For a short time, Halxian remained on the offensive. His spear was longer, and lacked the ring that further shortened Victor’s reach, and that was before the Third Calamity Armament Style came into play. It wasn’t just the spearhead or the haft, but his bandages, too, blazed alight with flame, and before long, Victor was covered in first-degree burns, being so minor only because this was a friendly spar. Had it been a real fight, his flesh would still be burning all the way down to bone. It had been a desire to replicate the Calamity Flame that had inspired the invention of CP-T, or so father had said to him. Then again, had it been a real fight, Halxian would by now be riddled with holes as wide as fists.

Moments later, Halxian found himself no better off. As he lashed out with his spear across the whole of the ring, he suddenly found himself beset by fleshy tendrils from below, while Victor sprinted towards him, a great big gauntlet forming around his right arm while flame coalesced in the ring of his staff. Just as he managed to retract his spear and tear himself free, Victor held the staff in front of his face and blew, and a blinding-white blaze erupted from it, washing like a wall of pain over Halxian. Before he could regain his bearings, he felt a battering-ram smash into his stomach from below, throwing him back-first into the ceiling such that he came careening to the ground disoriented and gasping for breath.

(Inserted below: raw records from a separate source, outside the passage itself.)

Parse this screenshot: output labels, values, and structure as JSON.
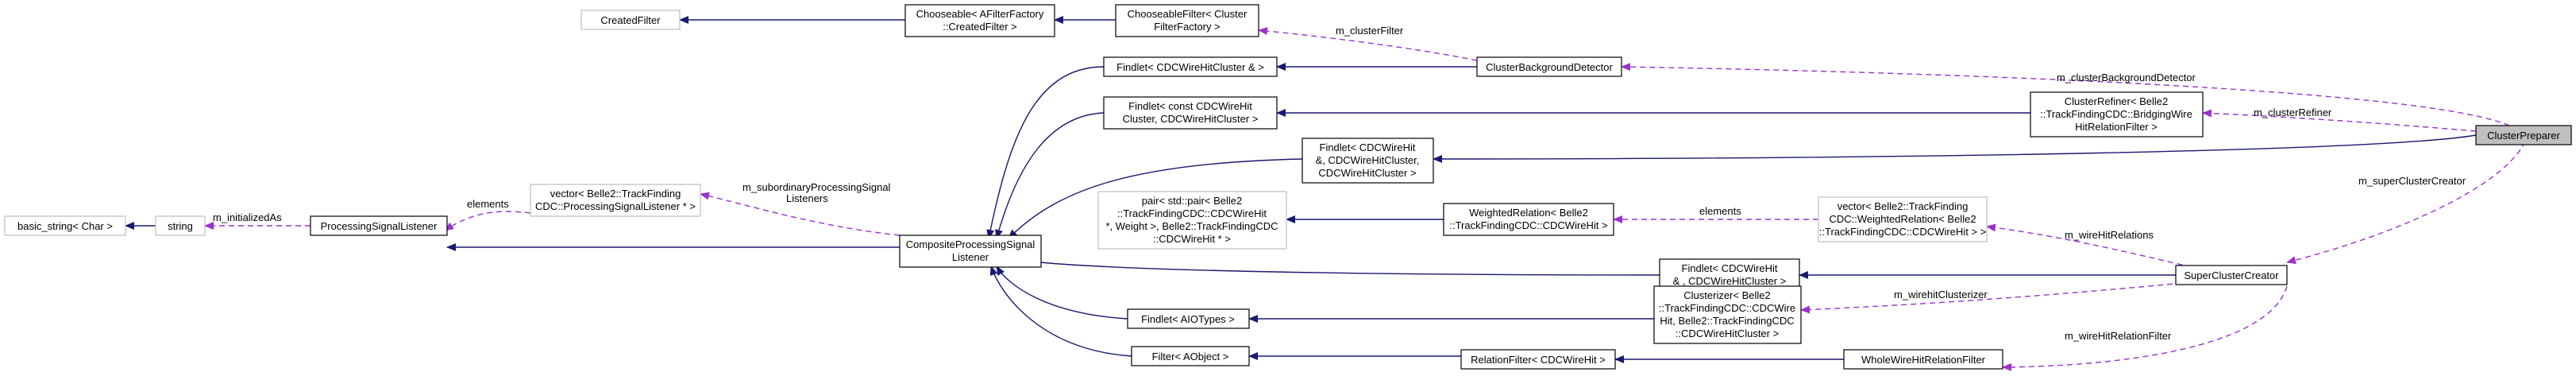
{
  "nodes": {
    "created_filter": [
      "CreatedFilter"
    ],
    "chooseable_afilterfactory": [
      "Chooseable< AFilterFactory",
      "::CreatedFilter >"
    ],
    "chooseable_filter": [
      "ChooseableFilter< Cluster",
      "FilterFactory >"
    ],
    "findlet_wirehit_cluster": [
      "Findlet< CDCWireHitCluster & >"
    ],
    "cluster_background_detector": [
      "ClusterBackgroundDetector"
    ],
    "findlet_const_wirehit": [
      "Findlet< const CDCWireHit",
      "Cluster, CDCWireHitCluster >"
    ],
    "cluster_refiner": [
      "ClusterRefiner< Belle2",
      "::TrackFindingCDC::BridgingWire",
      "HitRelationFilter >"
    ],
    "cluster_preparer": [
      "ClusterPreparer"
    ],
    "findlet_3": [
      "Findlet< CDCWireHit",
      "&, CDCWireHitCluster,",
      "CDCWireHitCluster >"
    ],
    "basic_string": [
      "basic_string< Char >"
    ],
    "string": [
      "string"
    ],
    "processing_signal_listener": [
      "ProcessingSignalListener"
    ],
    "vector_psl": [
      "vector< Belle2::TrackFinding",
      "CDC::ProcessingSignalListener * >"
    ],
    "composite_psl": [
      "CompositeProcessingSignal",
      "Listener"
    ],
    "pair_weight": [
      "pair< std::pair< Belle2",
      "::TrackFindingCDC::CDCWireHit",
      "*, Weight >, Belle2::TrackFindingCDC",
      "::CDCWireHit * >"
    ],
    "weighted_relation": [
      "WeightedRelation< Belle2",
      "::TrackFindingCDC::CDCWireHit >"
    ],
    "vector_weighted": [
      "vector< Belle2::TrackFinding",
      "CDC::WeightedRelation< Belle2",
      "::TrackFindingCDC::CDCWireHit > >"
    ],
    "findlet_wirehit_cluster2": [
      "Findlet< CDCWireHit",
      "& , CDCWireHitCluster >"
    ],
    "super_cluster_creator": [
      "SuperClusterCreator"
    ],
    "findlet_aiotypes": [
      "Findlet< AIOTypes >"
    ],
    "clusterizer": [
      "Clusterizer< Belle2",
      "::TrackFindingCDC::CDCWire",
      "Hit, Belle2::TrackFindingCDC",
      "::CDCWireHitCluster >"
    ],
    "filter_aobject": [
      "Filter< AObject >"
    ],
    "relation_filter": [
      "RelationFilter< CDCWireHit >"
    ],
    "whole_wirehit_relation_filter": [
      "WholeWireHitRelationFilter"
    ]
  },
  "edge_labels": {
    "m_clusterFilter": "m_clusterFilter",
    "m_clusterBackgroundDetector": "m_clusterBackgroundDetector",
    "m_clusterRefiner": "m_clusterRefiner",
    "m_superClusterCreator": "m_superClusterCreator",
    "m_initializedAs": "m_initializedAs",
    "elements_psl": "elements",
    "m_subordinaryProcessingSignalListeners": [
      "m_subordinaryProcessingSignal",
      "Listeners"
    ],
    "elements_weighted": "elements",
    "m_wireHitRelations": "m_wireHitRelations",
    "m_wirehitClusterizer": "m_wirehitClusterizer",
    "m_wireHitRelationFilter": "m_wireHitRelationFilter"
  },
  "colors": {
    "inheritance": "#191970",
    "usage": "#9a32cd",
    "focus_fill": "#bfbfbf",
    "external_border": "#bfbfbf"
  }
}
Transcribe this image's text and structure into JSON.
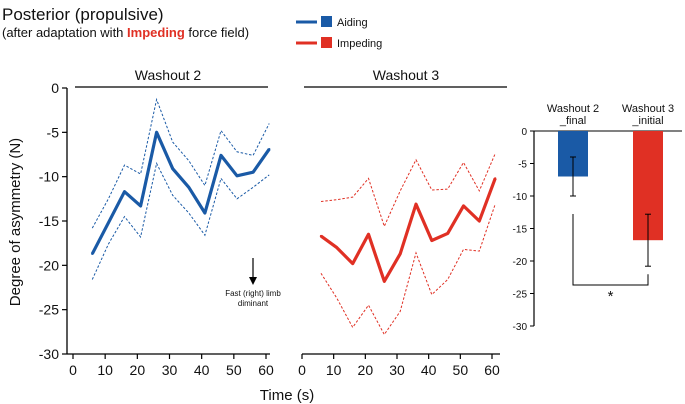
{
  "header": {
    "title": "Posterior (propulsive)",
    "subtitle_pre": "(after adaptation with ",
    "subtitle_emph": "Impeding",
    "subtitle_post": " force field)"
  },
  "legend": [
    {
      "label": "Aiding",
      "color": "#1a5aa6"
    },
    {
      "label": "Impeding",
      "color": "#e03024"
    }
  ],
  "annotation": {
    "line1": "Fast (right) limb",
    "line2": "diminant"
  },
  "chart_data": [
    {
      "type": "line",
      "title": "Washout 2",
      "ylabel": "Degree of asymmetry (N)",
      "ylim": [
        -30,
        0
      ],
      "yticks": [
        "0",
        "-5",
        "-10",
        "-15",
        "-20",
        "-25",
        "-30"
      ],
      "xlim": [
        0,
        60
      ],
      "xticks": [
        "0",
        "10",
        "20",
        "30",
        "40",
        "50",
        "60"
      ],
      "color": "#1a5aa6",
      "x": [
        6,
        11,
        16,
        21,
        26,
        31,
        36,
        41,
        46,
        51,
        56,
        61
      ],
      "mean": [
        -18.7,
        -15.2,
        -11.7,
        -13.3,
        -5.0,
        -9.1,
        -11.2,
        -14.1,
        -7.6,
        -9.9,
        -9.5,
        -6.9
      ],
      "upper": [
        -15.8,
        -12.5,
        -8.7,
        -9.7,
        -1.3,
        -6.1,
        -8.2,
        -11.0,
        -4.8,
        -7.2,
        -7.6,
        -4.0
      ],
      "lower": [
        -21.6,
        -17.6,
        -14.5,
        -16.8,
        -8.5,
        -12.1,
        -14.1,
        -16.6,
        -10.2,
        -12.5,
        -11.2,
        -9.8
      ]
    },
    {
      "type": "line",
      "title": "Washout 3",
      "xlabel": "Time (s)",
      "ylim": [
        -30,
        0
      ],
      "xlim": [
        0,
        60
      ],
      "xticks": [
        "0",
        "10",
        "20",
        "30",
        "40",
        "50",
        "60"
      ],
      "color": "#e03024",
      "x": [
        6,
        11,
        16,
        21,
        26,
        31,
        36,
        41,
        46,
        51,
        56,
        61
      ],
      "mean": [
        -16.7,
        -18.0,
        -19.8,
        -16.5,
        -21.8,
        -18.7,
        -13.1,
        -17.2,
        -16.4,
        -13.3,
        -15.0,
        -10.2
      ],
      "upper": [
        -12.8,
        -12.6,
        -12.3,
        -10.2,
        -15.6,
        -11.6,
        -8.1,
        -11.5,
        -11.4,
        -8.4,
        -11.6,
        -7.4
      ],
      "lower": [
        -20.9,
        -23.7,
        -27.0,
        -24.5,
        -27.8,
        -25.2,
        -18.6,
        -23.3,
        -21.6,
        -18.2,
        -18.4,
        -13.1
      ]
    },
    {
      "type": "bar",
      "categories": [
        "Washout 2\n_final",
        "Washout 3\n_initial"
      ],
      "values": [
        -7.0,
        -16.8
      ],
      "errors": [
        3.0,
        4.0
      ],
      "colors": [
        "#1a5aa6",
        "#e03024"
      ],
      "ylim": [
        -30,
        0
      ],
      "yticks": [
        "0",
        "-5",
        "-10",
        "-15",
        "-20",
        "-25",
        "-30"
      ],
      "significance": "*"
    }
  ]
}
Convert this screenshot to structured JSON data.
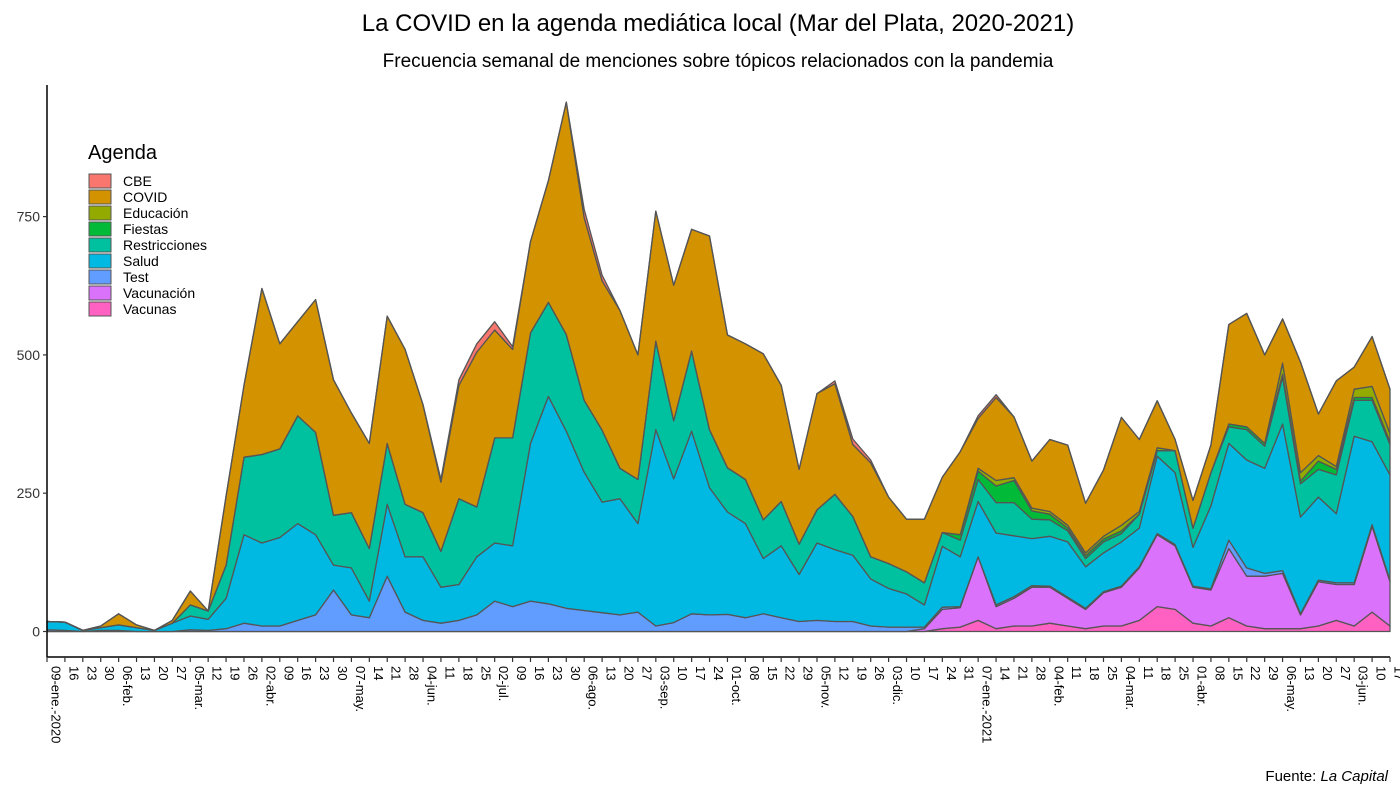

Another moment, and the redhead appeared within his vision with a smile on his face and a hand held out in an offer of aid. His bulked-up gauntlet, with firework-like vents still spewing black flame, crumbled away.

“Took me far too long to tune that so it wouldn’t take your skin off,” he gave a wry grin, and as Halxian reached out, thinking nothing of the numb burning sensation all across his hands and face, he felt it. The crackling. As if he had been cast alive in plaster, an eggshell-thin layer of bone crumbled away from his skin, exposing the layer immediately beneath. Blinking twice and shaking off his hand, he took Victor’s offer and let himself be pulled to his feet.